ClermonTyping: an easy-to-use and accurate in silico method for Escherichia genus strain phylotyping

Abstract

The genus Escherichia is composed of Escherichia albertii, E. fergusonii, five cryptic Escherichia clades and E. coli sensu stricto. Furthermore, the E. coli species can be divided into seven main phylogroups termed A, B1, B2, C, D, E and F. As specific lifestyles and/or hosts can be attributed to these species/phylogroups, their identification is meaningful for epidemiological studies. Classical phenotypic tests fail to identify non-sensu stricto E. coli as well as phylogroups. Clermont and colleagues have developed PCR assays that allow the identification of most of these species/phylogroups, the triplex/quadruplex PCR for E. coli phylogroup determination being the most popular. With the growing availability of whole genome sequences, we have developed the ClermonTyping method and its associated web-interface, the ClermonTyper, that allows a given strain sequence to be assigned to E. albertii, E. fergusonii, Escherichia clades I-V, E. coli sensu stricto as well as to the seven main E. coli phylogroups. The ClermonTyping is based on the concept of in vitro PCR assays and maintains the principles of ease of use and speed that prevailed during the development of the in vitro assays. This in silico approach shows 99.4 % concordance with the in vitro PCR assays and 98.8 % with the Mash genome-clustering tool. The very few discrepancies result from various errors occurring mainly from horizontal gene transfers or SNPs in the primers. We propose the ClermonTyper as a freely available resource to the scientific community at: http://clermontyping.iame-research.center/.

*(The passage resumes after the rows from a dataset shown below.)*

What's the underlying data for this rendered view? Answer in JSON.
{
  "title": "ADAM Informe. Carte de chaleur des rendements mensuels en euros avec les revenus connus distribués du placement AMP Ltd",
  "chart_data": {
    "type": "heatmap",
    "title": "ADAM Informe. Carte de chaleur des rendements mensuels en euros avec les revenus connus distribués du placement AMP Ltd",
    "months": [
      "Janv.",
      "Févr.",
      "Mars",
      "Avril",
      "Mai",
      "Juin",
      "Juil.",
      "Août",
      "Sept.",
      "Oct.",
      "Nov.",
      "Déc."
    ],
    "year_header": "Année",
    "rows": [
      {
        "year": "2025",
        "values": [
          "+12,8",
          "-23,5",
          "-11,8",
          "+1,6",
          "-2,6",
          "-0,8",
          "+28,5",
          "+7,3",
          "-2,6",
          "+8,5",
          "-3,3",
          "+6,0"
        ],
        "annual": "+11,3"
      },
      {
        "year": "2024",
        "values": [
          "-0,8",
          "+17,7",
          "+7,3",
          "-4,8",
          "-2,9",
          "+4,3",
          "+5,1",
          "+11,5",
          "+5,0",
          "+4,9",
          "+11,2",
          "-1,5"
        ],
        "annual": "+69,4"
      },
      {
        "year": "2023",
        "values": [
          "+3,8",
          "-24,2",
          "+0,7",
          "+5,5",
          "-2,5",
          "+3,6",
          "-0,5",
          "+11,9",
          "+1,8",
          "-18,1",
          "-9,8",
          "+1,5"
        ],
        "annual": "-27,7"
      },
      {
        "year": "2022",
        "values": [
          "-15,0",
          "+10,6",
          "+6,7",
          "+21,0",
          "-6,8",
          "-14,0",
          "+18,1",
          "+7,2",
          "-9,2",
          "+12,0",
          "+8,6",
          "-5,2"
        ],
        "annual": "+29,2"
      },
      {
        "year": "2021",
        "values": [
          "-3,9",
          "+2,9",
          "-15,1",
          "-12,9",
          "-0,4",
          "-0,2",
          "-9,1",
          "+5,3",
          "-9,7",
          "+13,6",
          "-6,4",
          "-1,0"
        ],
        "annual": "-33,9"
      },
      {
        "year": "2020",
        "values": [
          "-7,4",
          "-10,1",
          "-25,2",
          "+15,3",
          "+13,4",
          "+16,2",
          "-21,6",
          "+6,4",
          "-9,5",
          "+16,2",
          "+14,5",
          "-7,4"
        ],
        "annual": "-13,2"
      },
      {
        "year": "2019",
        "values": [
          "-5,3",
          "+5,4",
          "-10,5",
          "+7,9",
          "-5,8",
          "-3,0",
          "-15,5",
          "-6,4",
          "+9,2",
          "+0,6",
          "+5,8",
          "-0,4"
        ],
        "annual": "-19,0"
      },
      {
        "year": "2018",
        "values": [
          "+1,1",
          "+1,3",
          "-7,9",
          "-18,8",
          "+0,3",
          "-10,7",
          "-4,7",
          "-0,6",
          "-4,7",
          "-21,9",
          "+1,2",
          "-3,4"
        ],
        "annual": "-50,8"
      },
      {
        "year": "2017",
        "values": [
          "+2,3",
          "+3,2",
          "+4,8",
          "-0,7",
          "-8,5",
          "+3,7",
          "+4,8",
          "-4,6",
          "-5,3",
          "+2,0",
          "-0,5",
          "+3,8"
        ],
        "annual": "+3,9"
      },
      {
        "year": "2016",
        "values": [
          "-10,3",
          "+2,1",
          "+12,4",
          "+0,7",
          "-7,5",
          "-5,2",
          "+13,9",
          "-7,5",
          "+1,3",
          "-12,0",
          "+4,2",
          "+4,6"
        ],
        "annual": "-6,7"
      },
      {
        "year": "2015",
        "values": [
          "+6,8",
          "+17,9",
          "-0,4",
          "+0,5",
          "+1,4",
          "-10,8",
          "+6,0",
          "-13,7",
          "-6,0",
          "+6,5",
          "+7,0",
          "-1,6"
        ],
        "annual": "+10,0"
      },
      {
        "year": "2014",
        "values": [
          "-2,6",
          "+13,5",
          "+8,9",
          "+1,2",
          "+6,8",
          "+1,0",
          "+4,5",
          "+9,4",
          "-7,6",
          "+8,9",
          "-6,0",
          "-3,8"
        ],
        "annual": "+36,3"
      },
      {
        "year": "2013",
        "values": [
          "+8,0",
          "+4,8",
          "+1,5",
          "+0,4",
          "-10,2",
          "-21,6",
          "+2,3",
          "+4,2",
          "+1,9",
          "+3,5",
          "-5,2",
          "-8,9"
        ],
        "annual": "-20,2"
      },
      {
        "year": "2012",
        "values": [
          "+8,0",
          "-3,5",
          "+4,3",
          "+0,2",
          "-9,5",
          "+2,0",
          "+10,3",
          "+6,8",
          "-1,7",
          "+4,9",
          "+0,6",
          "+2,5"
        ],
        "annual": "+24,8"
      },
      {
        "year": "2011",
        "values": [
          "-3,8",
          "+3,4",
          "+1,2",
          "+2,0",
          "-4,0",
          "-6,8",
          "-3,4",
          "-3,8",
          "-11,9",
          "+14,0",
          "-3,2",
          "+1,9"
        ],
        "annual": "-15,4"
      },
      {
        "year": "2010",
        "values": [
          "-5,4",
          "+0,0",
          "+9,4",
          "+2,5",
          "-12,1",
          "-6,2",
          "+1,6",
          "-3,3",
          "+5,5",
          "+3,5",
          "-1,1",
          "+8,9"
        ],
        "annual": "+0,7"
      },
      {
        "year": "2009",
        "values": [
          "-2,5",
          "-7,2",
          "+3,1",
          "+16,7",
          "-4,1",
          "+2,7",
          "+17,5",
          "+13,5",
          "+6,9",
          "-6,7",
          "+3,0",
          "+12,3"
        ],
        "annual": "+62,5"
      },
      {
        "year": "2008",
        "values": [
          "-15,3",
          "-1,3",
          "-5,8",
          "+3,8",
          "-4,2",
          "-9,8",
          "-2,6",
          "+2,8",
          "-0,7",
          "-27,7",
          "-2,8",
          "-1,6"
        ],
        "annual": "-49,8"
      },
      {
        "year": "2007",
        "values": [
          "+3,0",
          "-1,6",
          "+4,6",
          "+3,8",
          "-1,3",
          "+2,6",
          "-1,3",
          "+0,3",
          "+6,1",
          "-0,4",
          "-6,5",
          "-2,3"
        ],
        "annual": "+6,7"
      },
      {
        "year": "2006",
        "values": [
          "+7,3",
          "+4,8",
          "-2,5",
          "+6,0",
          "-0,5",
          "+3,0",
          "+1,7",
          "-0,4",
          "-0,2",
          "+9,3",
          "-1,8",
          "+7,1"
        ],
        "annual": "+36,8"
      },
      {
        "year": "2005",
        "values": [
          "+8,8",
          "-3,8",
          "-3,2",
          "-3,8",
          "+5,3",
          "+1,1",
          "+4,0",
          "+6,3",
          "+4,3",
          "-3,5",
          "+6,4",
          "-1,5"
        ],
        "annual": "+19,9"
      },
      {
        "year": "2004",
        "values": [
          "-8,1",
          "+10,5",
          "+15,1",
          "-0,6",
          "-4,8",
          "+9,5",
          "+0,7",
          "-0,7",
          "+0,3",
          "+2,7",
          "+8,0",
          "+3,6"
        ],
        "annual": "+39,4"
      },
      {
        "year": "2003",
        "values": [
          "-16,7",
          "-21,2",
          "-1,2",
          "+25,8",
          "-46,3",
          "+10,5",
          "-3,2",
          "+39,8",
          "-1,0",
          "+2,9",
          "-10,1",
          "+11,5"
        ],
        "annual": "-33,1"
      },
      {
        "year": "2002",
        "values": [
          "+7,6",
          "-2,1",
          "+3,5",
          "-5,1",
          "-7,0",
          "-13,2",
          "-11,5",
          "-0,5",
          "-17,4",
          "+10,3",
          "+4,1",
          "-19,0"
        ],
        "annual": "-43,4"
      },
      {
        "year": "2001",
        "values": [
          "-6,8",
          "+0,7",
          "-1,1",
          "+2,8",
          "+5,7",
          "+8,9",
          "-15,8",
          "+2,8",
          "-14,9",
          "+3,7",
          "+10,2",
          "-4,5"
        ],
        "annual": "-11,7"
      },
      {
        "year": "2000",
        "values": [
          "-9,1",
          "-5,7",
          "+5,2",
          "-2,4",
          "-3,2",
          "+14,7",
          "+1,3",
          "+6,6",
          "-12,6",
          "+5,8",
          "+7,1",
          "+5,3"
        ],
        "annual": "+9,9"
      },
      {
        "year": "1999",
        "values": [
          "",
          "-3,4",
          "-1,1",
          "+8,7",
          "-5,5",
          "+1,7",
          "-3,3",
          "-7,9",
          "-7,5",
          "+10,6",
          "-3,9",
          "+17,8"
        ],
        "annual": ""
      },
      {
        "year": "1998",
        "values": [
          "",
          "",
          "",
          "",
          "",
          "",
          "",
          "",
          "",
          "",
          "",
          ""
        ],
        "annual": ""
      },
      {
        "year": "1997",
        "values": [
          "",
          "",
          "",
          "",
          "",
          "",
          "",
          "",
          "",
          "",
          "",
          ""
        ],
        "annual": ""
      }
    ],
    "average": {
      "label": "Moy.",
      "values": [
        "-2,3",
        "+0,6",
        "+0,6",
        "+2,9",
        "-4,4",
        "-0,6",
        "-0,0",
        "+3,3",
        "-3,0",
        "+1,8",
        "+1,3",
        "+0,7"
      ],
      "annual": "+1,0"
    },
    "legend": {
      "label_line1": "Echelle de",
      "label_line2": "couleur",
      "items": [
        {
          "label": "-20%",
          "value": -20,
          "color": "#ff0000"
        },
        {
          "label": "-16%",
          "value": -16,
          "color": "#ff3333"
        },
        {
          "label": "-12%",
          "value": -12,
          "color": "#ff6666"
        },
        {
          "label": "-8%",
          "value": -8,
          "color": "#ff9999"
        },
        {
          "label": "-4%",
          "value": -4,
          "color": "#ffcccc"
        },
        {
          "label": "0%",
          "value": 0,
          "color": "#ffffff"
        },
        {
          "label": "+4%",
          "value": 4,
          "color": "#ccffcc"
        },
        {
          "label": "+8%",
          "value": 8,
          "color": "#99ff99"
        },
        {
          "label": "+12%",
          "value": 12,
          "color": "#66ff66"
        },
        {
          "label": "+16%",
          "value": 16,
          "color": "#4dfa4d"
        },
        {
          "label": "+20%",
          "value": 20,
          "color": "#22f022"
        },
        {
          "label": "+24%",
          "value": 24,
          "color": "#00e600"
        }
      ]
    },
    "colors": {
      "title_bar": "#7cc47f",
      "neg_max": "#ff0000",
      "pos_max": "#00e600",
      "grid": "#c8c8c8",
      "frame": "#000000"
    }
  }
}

Keywords: E. coli; Escherichia; epidemiology; phylogeny; tool; typing.

Fig. 1.

ClermonTyping method flowchart. The algorithm takes a FASTA file as input and determines the species/plylogroup in two distinct ways: by Mash and in silico PCR. A warning is given when the two methods do not reach a consensus.

Fig. 2.

Complete flow scheme allowing species (Escherichia albertii, E. fergusonii, E. clades I–V and E. coli) and further E. coli phylogroup assignment used in the ClermonTyping method. The ClermonTyping method is based on the results of at least six PCR amplifications: an allele-specific amplification of chuA for E. albertii (Alb. at the top of the tree) and a specific amplification of citP for E. fergusonii (Ferg.) followed by arpA, chuA and yjaA and DNA fragment TSPE4.C2 for E. coli sensu stricto phylogroup assignment. Several additional amplifications may then be needed for a complete determination: allele-specific primers for phylogroups E and C (Gp.E and Gp.C, respectively) and allele-specific primers for Escherichia clades (Cl.I, Cl.II, Cl.III, Cl.IV and Cl.V). The amplification of trpA is used as a control for Escherichia species. The ‘Unknown’ profile will alert the user who will have to check the Mash assignation. A complete list of primers and targets is provided in Table S1.

Fig. 3.

Neighbour-joining tree depicting the phylogenetic structure of the genus Escherichia. The distances are computed by Mash on the manually curated database containing 83 strains representing the Escherichia sp./phylogroup diversity. The tree is rooted on E. albertii strains, as they are the most divergent within the genus Escherichia [1]. Bar, 0.008 Mash distance unit.

Fig. 4.

Concordance between the three methods used for Escherichia species/phylogroup assignment (PCR Clermont method in vitro, ClermonTyper and Mash). The data, presented as percentages, are based on 334 strains representing the Escherichia sp./phylogroup diversity (Table S2). The discrepancies between the PCR Clermont method in vitro and Mash are due to the limitations of the Clermont method resulting from horizontal gene transfers or SNPs in the primers. The discrepancies between the in vitro and in silico Clermont methods are due to strain contamination and IS1 insertion. Finally, concordance between the Mash and in silico Clermont methods is subject to the same bias of strain contamination and to the limitations from the original PCR Clermont method cited above.